L’aéroport de Palm Beach porte désormais le nom de Donald Trump
L'aéroport international de Palm Beach, en Floride, a été rebaptisé jeudi du nom de Donald Trump, dernier exemple en date de sa volonté d'imprimer sa marque tous azimuts.
(Keystone-ATS) «Bienvenue à l’aéroport international Président Donald J. Trump», accueille jeudi une nouvelle pancarte sur la route y conduisant. A l’intérieur, le nouveau nom de l’aéroport s’affiche aussi sur les écrans des comptoirs d’enregistrement.
Pour marquer le coup, l’un des fils du président républicain, Eric Trump, s’y est posé juste après cinq heures du matin jeudi avec l’avion privé de la famille – surnommé «Trump Force One», en référence au nom de l’avion présidentiel. Il a partagé sur les réseaux sociaux des images depuis le cockpit au moment de l’atterrissage.
«Il n’était pas question que je laisse un avion d’UPS être le premier à s’y poser», a-t-il lancé au micro de Fox News. «Alors on est monté à bord de ‘Trump Force One’ (…) et on a atterri à 5h01 précises ce matin, a-t-il raconté. C’était un moment incroyablement unique.»
«Je ne crois pas qu’il y ait quelqu’un qui incarne mieux Palm Beach que Donald Trump», a encore estimé son fils, sans oublier de rappeler que la principale route d’accès à l’aéroport porte déjà le nom de son père.
Le gouverneur républicain de Floride, Ron DeSantis, avait donné fin mars son accord pour que l’aéroport de Palm Beach porte le nom de Donald Trump – dont la résidence privée Mar-a-Lago n’est qu’à environ trois kilomètres.
A l’aéroport jeudi matin, les avis étaient contrastés.
«Farce»
«Le président a sans aucun doute fait suffisamment pour mériter qu’un aéroport porte son nom, comme d’autres anciens présidents. Et comme c’est l’aéroport de sa ville de résidence, je trouve que c’est une bonne chose», estime Chris Bailey, un pilote âgé de 55 ans.
«Maintenant l’aéroport porte le nom d’un repris de justice. C’est une farce. Ce n’est pas pour ça que j’ai passé trente ans dans l’armée de mon pays», se désole John, vétéran de 79 ans qui n’a pas souhaité donner son nom de famille.
John Manov, médecin trentenaire, y voit un «changement un peu stupide». «Palm Beach est une meilleure marque. Les gens n’aiment pas vraiment Donald Trump», considère-t-il.
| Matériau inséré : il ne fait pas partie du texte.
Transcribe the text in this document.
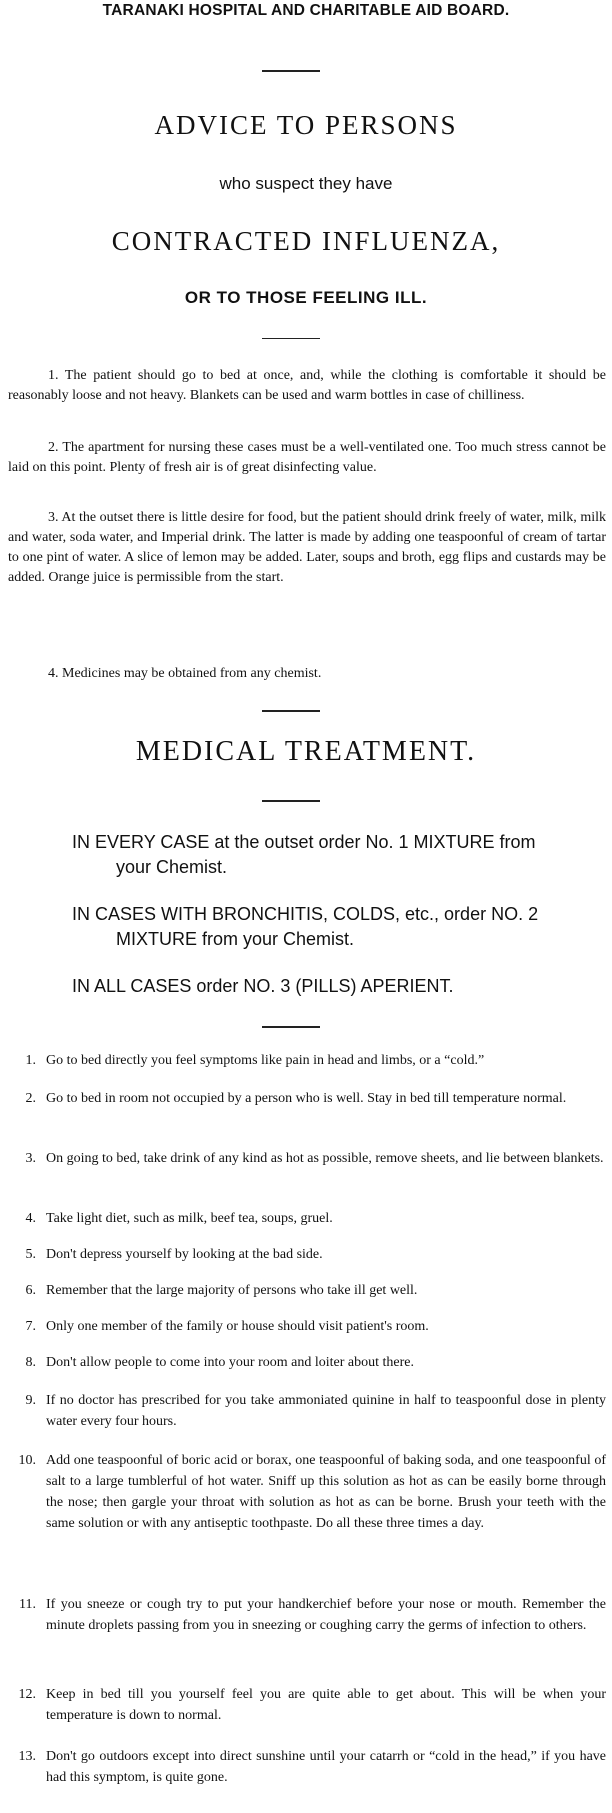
TARANAKI HOSPITAL AND CHARITABLE AID BOARD.
ADVICE TO PERSONS
who suspect they have
CONTRACTED INFLUENZA,
OR TO THOSE FEELING ILL.
1. The patient should go to bed at once, and, while the clothing is comfortable it should be reasonably loose and not heavy. Blankets can be used and warm bottles in case of chilliness.
2. The apartment for nursing these cases must be a well-ventilated one. Too much stress cannot be laid on this point. Plenty of fresh air is of great disinfecting value.
3. At the outset there is little desire for food, but the patient should drink freely of water, milk, milk and water, soda water, and Imperial drink. The latter is made by adding one teaspoonful of cream of tartar to one pint of water. A slice of lemon may be added. Later, soups and broth, egg flips and custards may be added. Orange juice is permissible from the start.
4. Medicines may be obtained from any chemist.
MEDICAL TREATMENT.
IN EVERY CASE at the outset order No. 1 MIXTURE from
your Chemist.
IN CASES WITH BRONCHITIS, COLDS, etc., order NO. 2
MIXTURE from your Chemist.
IN ALL CASES order NO. 3 (PILLS) APERIENT.
1. Go to bed directly you feel symptoms like pain in head and limbs, or a “cold.”
2. Go to bed in room not occupied by a person who is well. Stay in bed till temperature normal.
3. On going to bed, take drink of any kind as hot as possible, remove sheets, and lie between blankets.
4. Take light diet, such as milk, beef tea, soups, gruel.
5. Don't depress yourself by looking at the bad side.
6. Remember that the large majority of persons who take ill get well.
7. Only one member of the family or house should visit patient's room.
8. Don't allow people to come into your room and loiter about there.
9. If no doctor has prescribed for you take ammoniated quinine in half to teaspoonful dose in plenty water every four hours.
10. Add one teaspoonful of boric acid or borax, one teaspoonful of baking soda, and one teaspoonful of salt to a large tumblerful of hot water. Sniff up this solution as hot as can be easily borne through the nose; then gargle your throat with solution as hot as can be borne. Brush your teeth with the same solution or with any antiseptic toothpaste. Do all these three times a day.
11. If you sneeze or cough try to put your handkerchief before your nose or mouth. Remember the minute droplets passing from you in sneezing or coughing carry the germs of infection to others.
12. Keep in bed till you yourself feel you are quite able to get about. This will be when your temperature is down to normal.
13. Don't go outdoors except into direct sunshine until your catarrh or “cold in the head,” if you have had this symptom, is quite gone.
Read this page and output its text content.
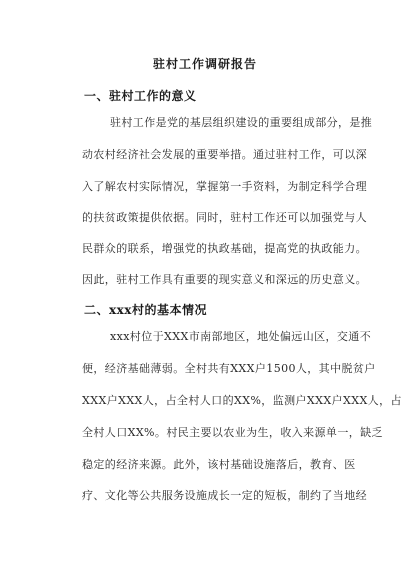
驻村工作调研报告
一、驻村工作的意义
驻村工作是党的基层组织建设的重要组成部分，是推
动农村经济社会发展的重要举措。通过驻村工作，可以深
入了解农村实际情况，掌握第一手资料，为制定科学合理
的扶贫政策提供依据。同时，驻村工作还可以加强党与人
民群众的联系，增强党的执政基础，提高党的执政能力。
因此，驻村工作具有重要的现实意义和深远的历史意义。
二、xxx村的基本情况
xxx村位于XXX市南部地区，地处偏远山区，交通不
便，经济基础薄弱。全村共有XXX户1500人，其中脱贫户
XXX户XXX人，占全村人口的XX%，监测户XXX户XXX人，占
全村人口XX%。村民主要以农业为生，收入来源单一，缺乏
稳定的经济来源。此外，该村基础设施落后，教育、医
疗、文化等公共服务设施成长一定的短板，制约了当地经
Et «il est encore président, alors ça me semble de mauvais goût».
Un pont au nom du milliardaire new-yorkais a aussi été inauguré dans le Tennessee dans la matinée, en présence notamment de son ministre des Finances Scott Bessent, qui a loué un chef d’Etat qui «n’a pas ménagé ses efforts pour restaurer la puissance américaine».
Imprimer son empreinte
De l’architecture de la Maison Blanche aux billets de banque, en passant par des bâtiments et lieux emblématiques de Washington, Donald Trump n’a de cesse de chercher à imprimer son empreinte.
Il y a la grandiose et onéreuse salle de bal en construction à la Maison Blanche, son projet d’arc de triomphe monumental au coeur de la capitale américaine, ou encore sa signature annoncée bientôt sur des billets – une première pour un président des Etats-Unis en exercice.
Il y a aussi ce passeport américain en édition limitée dans lequel figure son portrait, imaginé à l’occasion du 250e anniversaire de la Déclaration d’indépendance des Etats-Unis, qui vient d’être célébré le 4 juillet.
A Washington, son nom est apposé depuis fin 2025 sur l’Institut américain pour la paix. Un temps accolé au-dessus de celui de John F. Kennedy sur la façade d’une grande salle de spectacles de la capitale, il a toutefois dû être retiré après une récente décision de justice.